A fully-implemented direct correspondent banking agreement will lessen transaction costs by up to 2%; and that 2% could result in additional soybean products and corn and other agricultural commodities and food products exported from the United States to the Republic of Cuba.
Since December 2001, the Republic of Cuba has transferred US$5.6 billion to United States-based companies for the purchase of agricultural commodities, food products and healthcare products; approximately US$150 million went to third-country financial institutions to process those payments.
Additional effort. Additional time. Additional expense. And, additional reasons for the government of the Republic of Cuba to avoid United States-based companies.
The government of the Republic of Cuba may believe, and not without some reasonableness, that if the OFAC does not want United States companies to save on transaction fees, and gain from the potential savings in terms of increased product exports, then so be it.

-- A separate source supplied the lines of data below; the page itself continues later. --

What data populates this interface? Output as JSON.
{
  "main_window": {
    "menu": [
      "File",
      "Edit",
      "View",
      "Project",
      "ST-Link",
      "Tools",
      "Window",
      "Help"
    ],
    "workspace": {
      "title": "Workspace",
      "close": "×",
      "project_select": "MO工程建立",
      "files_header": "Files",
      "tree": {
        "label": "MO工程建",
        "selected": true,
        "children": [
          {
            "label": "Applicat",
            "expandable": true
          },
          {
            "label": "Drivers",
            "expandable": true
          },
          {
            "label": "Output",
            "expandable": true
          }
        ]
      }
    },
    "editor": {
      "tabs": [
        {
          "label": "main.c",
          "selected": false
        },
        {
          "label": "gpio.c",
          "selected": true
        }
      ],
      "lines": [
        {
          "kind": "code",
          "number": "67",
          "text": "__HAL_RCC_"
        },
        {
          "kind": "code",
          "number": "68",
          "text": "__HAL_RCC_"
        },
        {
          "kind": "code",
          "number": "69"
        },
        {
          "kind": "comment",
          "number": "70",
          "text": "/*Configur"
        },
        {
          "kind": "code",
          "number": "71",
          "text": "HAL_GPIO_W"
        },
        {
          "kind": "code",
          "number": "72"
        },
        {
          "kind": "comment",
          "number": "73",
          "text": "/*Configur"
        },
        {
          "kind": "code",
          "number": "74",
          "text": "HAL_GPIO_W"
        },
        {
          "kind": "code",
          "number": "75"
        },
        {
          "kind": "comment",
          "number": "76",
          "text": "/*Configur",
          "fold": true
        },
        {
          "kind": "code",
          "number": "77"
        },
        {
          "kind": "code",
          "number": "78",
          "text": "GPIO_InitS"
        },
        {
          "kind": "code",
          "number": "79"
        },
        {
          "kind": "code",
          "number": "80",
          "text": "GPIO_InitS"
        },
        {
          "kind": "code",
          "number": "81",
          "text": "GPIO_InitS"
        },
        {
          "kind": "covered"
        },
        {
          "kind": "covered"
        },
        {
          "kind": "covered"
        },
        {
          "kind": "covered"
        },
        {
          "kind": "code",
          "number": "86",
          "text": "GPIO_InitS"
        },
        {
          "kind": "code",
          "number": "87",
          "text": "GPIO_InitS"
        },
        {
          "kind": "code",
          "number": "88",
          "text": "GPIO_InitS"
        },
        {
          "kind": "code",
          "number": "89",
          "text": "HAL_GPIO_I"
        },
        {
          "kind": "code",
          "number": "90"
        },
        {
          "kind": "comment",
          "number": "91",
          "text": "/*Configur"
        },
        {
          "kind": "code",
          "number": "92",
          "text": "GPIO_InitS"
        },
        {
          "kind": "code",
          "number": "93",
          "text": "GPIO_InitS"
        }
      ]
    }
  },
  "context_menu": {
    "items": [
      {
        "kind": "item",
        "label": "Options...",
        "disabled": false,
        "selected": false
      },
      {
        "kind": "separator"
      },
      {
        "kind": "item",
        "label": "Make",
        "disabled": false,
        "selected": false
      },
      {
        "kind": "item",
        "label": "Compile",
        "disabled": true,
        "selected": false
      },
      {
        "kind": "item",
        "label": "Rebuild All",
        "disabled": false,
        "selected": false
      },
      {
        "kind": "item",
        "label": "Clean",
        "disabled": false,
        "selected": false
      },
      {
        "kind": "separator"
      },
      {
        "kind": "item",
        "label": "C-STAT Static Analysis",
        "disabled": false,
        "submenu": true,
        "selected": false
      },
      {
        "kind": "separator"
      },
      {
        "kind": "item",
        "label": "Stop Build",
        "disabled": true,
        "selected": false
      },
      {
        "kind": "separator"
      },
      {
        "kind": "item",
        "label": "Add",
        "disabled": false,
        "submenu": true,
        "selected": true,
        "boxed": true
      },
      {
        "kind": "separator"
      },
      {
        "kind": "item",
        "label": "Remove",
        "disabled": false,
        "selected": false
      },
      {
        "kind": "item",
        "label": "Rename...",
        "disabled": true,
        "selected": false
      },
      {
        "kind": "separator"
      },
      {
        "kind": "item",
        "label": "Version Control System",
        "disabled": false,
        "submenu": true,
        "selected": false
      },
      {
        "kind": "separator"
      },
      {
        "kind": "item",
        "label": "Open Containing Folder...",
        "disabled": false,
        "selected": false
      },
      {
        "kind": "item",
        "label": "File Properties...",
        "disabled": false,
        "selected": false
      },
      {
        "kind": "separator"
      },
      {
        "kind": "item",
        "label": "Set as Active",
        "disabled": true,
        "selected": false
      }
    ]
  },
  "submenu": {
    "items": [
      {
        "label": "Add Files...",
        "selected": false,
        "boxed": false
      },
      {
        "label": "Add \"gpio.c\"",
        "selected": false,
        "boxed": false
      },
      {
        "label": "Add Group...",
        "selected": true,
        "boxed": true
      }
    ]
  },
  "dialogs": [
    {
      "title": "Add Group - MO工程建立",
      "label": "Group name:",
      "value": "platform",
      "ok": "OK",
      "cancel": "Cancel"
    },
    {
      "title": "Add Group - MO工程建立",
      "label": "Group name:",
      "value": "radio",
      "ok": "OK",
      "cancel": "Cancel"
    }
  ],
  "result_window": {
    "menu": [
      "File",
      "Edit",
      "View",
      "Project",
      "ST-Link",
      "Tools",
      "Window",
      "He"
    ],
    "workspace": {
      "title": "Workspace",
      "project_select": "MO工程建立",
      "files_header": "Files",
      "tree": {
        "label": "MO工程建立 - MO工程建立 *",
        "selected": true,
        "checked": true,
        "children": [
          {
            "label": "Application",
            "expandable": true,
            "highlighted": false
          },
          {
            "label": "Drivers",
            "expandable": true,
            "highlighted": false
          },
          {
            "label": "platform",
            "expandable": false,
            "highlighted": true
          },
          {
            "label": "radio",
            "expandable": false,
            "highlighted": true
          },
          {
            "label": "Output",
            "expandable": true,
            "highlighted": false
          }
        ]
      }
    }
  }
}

The government of the Republic of Cuba has a responsibility to gain as much as possible from each bilateral commercial relationship; and United States companies can provide high quality product, with competitive pricing, on a consistent basis, through efficient ground and rail and port transportation networks. That’s a benefit to the 11.3 million citizens of the 800-mile long archipelago.
United States companies (large, medium and small; and individual farmers) who engage in authorized transactions with any country should not be financially penalized.
There exists an available use of the OFAC licensing pathway to solve a payment problem. Home BancShares and BICSA should make use of it. The USDA and DOC should support it.